Prevent "duplicate" notes from being much louder

• Mar 6, 2012 - 13:23

I'm writing some choir scores for practice. Sometimes the tenor and the bass, for example, touch in on the same notes and during playback these are then played back twice(?) as loud which causes the song to sound rather weird in my opinion. Is there a way to make them... not sound like that?


Comments

In reply to by Jojo-Schmitz

That would result in silence if I wanted to listen to only one of the voices through muting in the mixer. I use this for practicing my voice and share it with others in the choir so they can use it for that as well. If I set velocity of "duplicate" tenor notes (I'm a bass), then a tenor would get silence if they listened to just their voice.

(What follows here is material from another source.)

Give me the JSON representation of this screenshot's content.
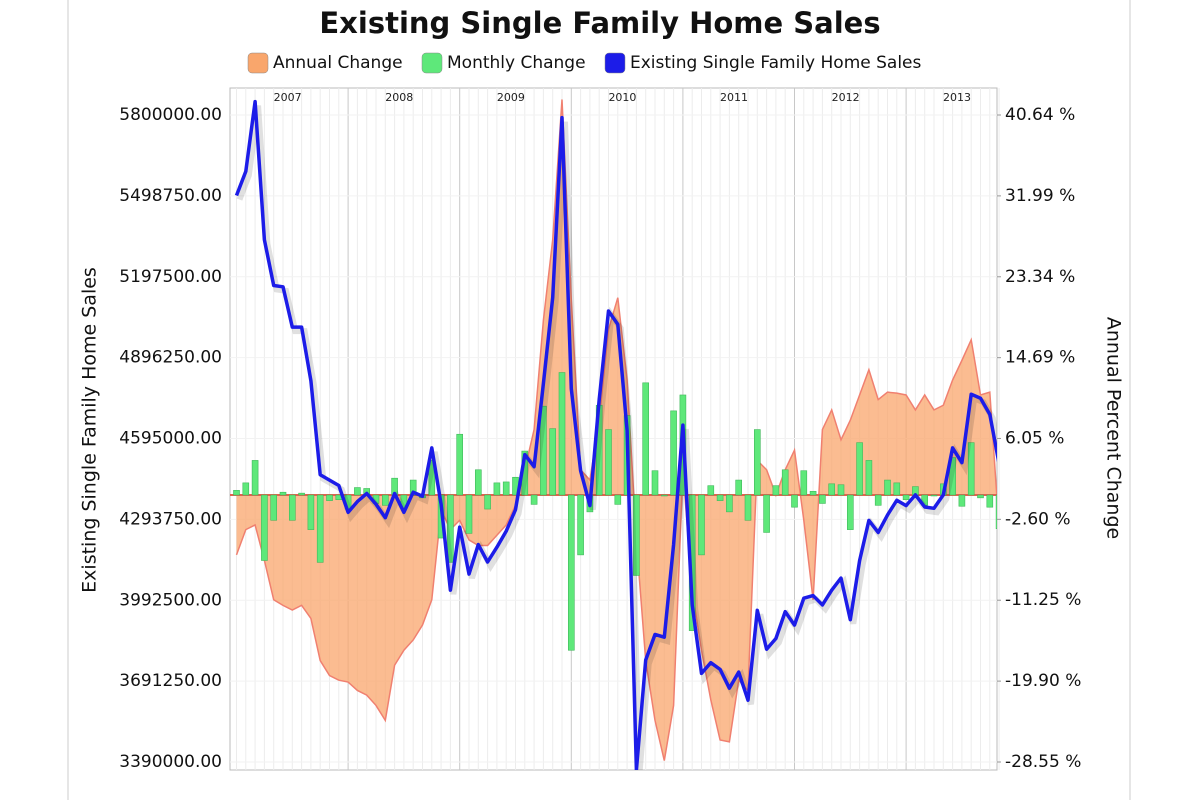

In reply to by Jojo-Schmitz

My understanding is that this sort of effect is caused when a synthesizer tries to plays the same exact wave form twice at the same time. So another fix might be to set the two voices to use different sounds.

Another option is to simply have to copies of the score - one with the doubled notes muted so it plays back well when played normally, and another with all notes at regular velocity to be used when soloing one part.

In reply to by Svish

I find using strings (violin, viola, cello, bass) works well. Sounds more like voices than a piano does, anyhow - real sustain.

I don't think Fluidsynth (the engine responsible for musescore's playback) has special facilities to avoid this basic synthesis issue, but you might try playng with ontime offsets in nte properties so the notes aren't actually simultaneous.